Rethinking the Inception Architecture for Computer Vision: https://arxiv.org/abs/1512.00567

Instead of using regular one-hot-encoded vectors for the targets, we should use targets in the following format:

[0.1, 0.9]

This helps we do not encourage the model to predict something overconfidently.

model = resnet34()
learn = Learner(dls, model, loss_func=LabelSmoothingCrossEntropy(), 
                metrics=[accuracy, error_rate], cbs=MixUp)
learn.fit_one_cycle(5, 3e-3)
epoch train_loss valid_loss accuracy error_rate time
0 4.738817 4001.799072 0.000000 1.000000 00:07
1 3.226263 1226.570801 0.591093 0.408907 00:07
2 2.642515 60.685635 0.518219 0.481781 00:06
3 2.353480 4.580351 0.554656 0.445344 00:06
4 2.170954 1.858582 0.530364 0.469636 00:07
/home/jmtzt/fastbook/lib/python3.8/site-packages/torch/nn/functional.py:2854: UserWarning: The default behavior for interpolate/upsample with float scale_factor will change in 1.6.0 to align with other frameworks/libraries, and use scale_factor directly, instead of relying on the computed output size.
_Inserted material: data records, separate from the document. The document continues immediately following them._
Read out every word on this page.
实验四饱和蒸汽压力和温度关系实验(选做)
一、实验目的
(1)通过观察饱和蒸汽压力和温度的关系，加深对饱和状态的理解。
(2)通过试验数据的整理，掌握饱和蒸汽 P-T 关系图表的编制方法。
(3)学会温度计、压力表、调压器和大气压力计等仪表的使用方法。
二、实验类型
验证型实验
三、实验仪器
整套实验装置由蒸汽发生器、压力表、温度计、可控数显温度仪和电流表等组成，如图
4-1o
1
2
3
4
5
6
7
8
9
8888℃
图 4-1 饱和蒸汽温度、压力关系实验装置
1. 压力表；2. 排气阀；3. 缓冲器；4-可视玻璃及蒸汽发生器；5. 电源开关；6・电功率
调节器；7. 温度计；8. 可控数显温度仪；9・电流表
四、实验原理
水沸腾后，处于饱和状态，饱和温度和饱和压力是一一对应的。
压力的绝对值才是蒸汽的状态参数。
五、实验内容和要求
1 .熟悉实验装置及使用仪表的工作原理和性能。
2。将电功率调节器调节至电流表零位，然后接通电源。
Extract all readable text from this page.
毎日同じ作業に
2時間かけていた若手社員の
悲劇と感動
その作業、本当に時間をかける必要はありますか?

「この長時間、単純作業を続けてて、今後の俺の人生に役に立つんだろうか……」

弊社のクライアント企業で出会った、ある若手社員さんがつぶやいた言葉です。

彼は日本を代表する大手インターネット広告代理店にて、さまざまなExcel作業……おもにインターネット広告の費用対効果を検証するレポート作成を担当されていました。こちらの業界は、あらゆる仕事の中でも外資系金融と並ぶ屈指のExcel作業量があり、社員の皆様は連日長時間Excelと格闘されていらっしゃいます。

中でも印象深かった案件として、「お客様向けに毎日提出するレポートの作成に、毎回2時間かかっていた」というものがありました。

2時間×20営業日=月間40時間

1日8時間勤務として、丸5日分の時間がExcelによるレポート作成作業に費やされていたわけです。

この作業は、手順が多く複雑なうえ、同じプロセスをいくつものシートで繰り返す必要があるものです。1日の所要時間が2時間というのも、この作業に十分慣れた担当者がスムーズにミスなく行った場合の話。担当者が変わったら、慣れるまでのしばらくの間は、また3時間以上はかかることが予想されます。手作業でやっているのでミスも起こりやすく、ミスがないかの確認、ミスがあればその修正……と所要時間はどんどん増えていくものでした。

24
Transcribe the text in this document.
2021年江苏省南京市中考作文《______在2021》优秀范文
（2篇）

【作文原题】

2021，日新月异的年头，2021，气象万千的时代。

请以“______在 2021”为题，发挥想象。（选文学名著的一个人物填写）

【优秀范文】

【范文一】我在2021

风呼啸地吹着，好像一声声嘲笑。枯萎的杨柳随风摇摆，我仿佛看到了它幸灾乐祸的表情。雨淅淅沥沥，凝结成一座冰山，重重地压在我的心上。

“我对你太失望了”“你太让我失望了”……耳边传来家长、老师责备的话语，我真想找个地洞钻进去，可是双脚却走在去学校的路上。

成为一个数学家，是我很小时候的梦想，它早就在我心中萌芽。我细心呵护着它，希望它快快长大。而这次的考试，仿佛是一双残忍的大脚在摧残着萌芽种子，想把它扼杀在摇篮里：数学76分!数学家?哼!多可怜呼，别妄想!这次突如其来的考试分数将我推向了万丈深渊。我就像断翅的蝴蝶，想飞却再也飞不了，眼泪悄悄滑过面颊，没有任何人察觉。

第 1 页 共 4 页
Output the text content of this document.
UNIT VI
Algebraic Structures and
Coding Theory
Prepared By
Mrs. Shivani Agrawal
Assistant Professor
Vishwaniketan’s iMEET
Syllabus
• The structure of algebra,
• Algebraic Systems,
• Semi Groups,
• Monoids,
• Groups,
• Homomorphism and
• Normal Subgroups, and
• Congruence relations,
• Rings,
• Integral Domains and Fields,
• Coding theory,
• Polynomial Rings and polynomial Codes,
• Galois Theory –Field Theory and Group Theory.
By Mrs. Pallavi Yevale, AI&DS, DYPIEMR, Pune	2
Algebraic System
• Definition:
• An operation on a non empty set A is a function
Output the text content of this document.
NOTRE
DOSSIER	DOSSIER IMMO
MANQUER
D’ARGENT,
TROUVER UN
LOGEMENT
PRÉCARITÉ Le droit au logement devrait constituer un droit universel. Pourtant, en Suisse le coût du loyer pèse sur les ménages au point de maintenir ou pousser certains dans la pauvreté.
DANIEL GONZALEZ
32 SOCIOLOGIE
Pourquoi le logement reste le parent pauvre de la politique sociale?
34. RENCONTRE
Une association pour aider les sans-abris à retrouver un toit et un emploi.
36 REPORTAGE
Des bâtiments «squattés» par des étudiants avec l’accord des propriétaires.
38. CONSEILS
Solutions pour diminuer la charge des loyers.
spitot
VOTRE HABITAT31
If you wish to keep the old behavior, please set recompute_scale_factor=True. See the documentation of nn.Upsample for details. 
  warnings.warn("The default behavior for interpolate/upsample with float scale_factor will change "

Normally we see improvements both from the MixUp and the Label Smoothing technique when we train the model for more epochs.